SOx’s purpose is to minimize the risk of improper and inconsistent accounting practices, especially those that some managers employ to smooth over volatile quarterly numbers or to paint a falsely positive picture of their companies to investors. But because regulators haven’t spelled out exactly what they mean by good “internal controls,” company executives must guess, adding massive uncertainty to the cost of doing business. The law also forces companies’ chief financial officers to spend inordinate amounts of time shuffling through bureaucratic paperwork, instead of helping to map corporate strategy.

European and Asian companies that, like the vast majority of their American counterparts, already boasted rational accounting and auditing policies long before SOx understandably aren’t interested in spending all that extra money just to list in New York. And they’re finding plenty of willing investors abroad anyway. “Five years ago, most big companies seeking public financing felt compelled to list their shares in New York. Today, non-U.S. companies are finding markets like London and Hong Kong equal to the capital-raising task,” the Wall Street Journal reported Monday.

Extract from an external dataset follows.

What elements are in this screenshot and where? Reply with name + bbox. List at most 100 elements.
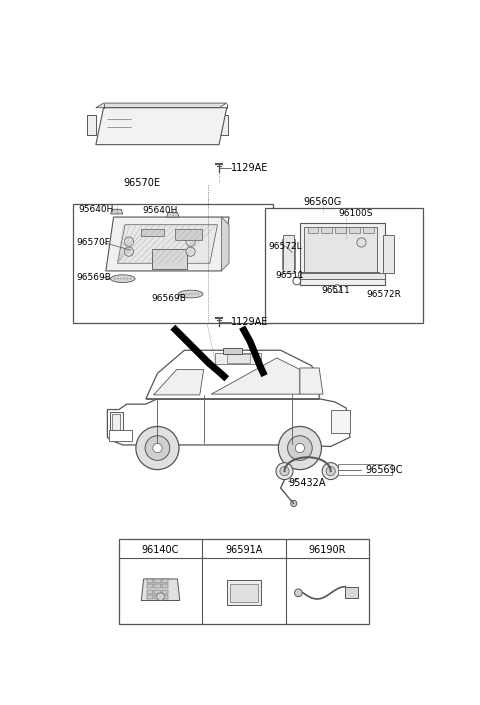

Worse, foreign companies aren’t the only firms that SOx deters from listing in New York. According to Wharton prof Christian Leuz, 198 companies delisted from American exchanges in the year after Sarbanes-Oxley went into effect, nearly triple the number the previous year. Among the factors pushing companies to delist: SOx-related costs like “higher audit and legal fees, new internal control systems . . . higher director and officer insurance premiums, and a host of other expenses associated with compliance.”

The NYSE may be trying to buy Euronext in part to encourage smaller and mid-sized American companies to go public in Europe if it’s financially prohibitive for them to do so here. American companies could list their shares abroad to raise capital in euros, and still do business in the U.S. But then they’d need bankers, stock underwriters, and financial advisers in Europe, not in New York.

One New York congressman has grasped how debilitating an unreformed Sarbanes-Oxley will be for New York’s economy. Queens Democrat Gregory Meeks has joined two southern colleagues to propose scaling back SOx as it applies to smaller companies. “We cannot lose our lead in America, and particularly here in New York,” Meeks said Monday, according to the New York Sun. Chuck Schumer, call your office: it’s time for the rest of New York’s congressional delegation to wake up to this crisis in the making, and work with Meeks to fix this law.

As for Mayor Michael Bloomberg: the next time he wants to tell rich New Yorkers how to direct their political contributions, as he did last month when he told them to support national candidates who back New York on such foolish causes as getting more federal money for subsidized “affordable” housing, perhaps he should remember Sarbanes-Oxley.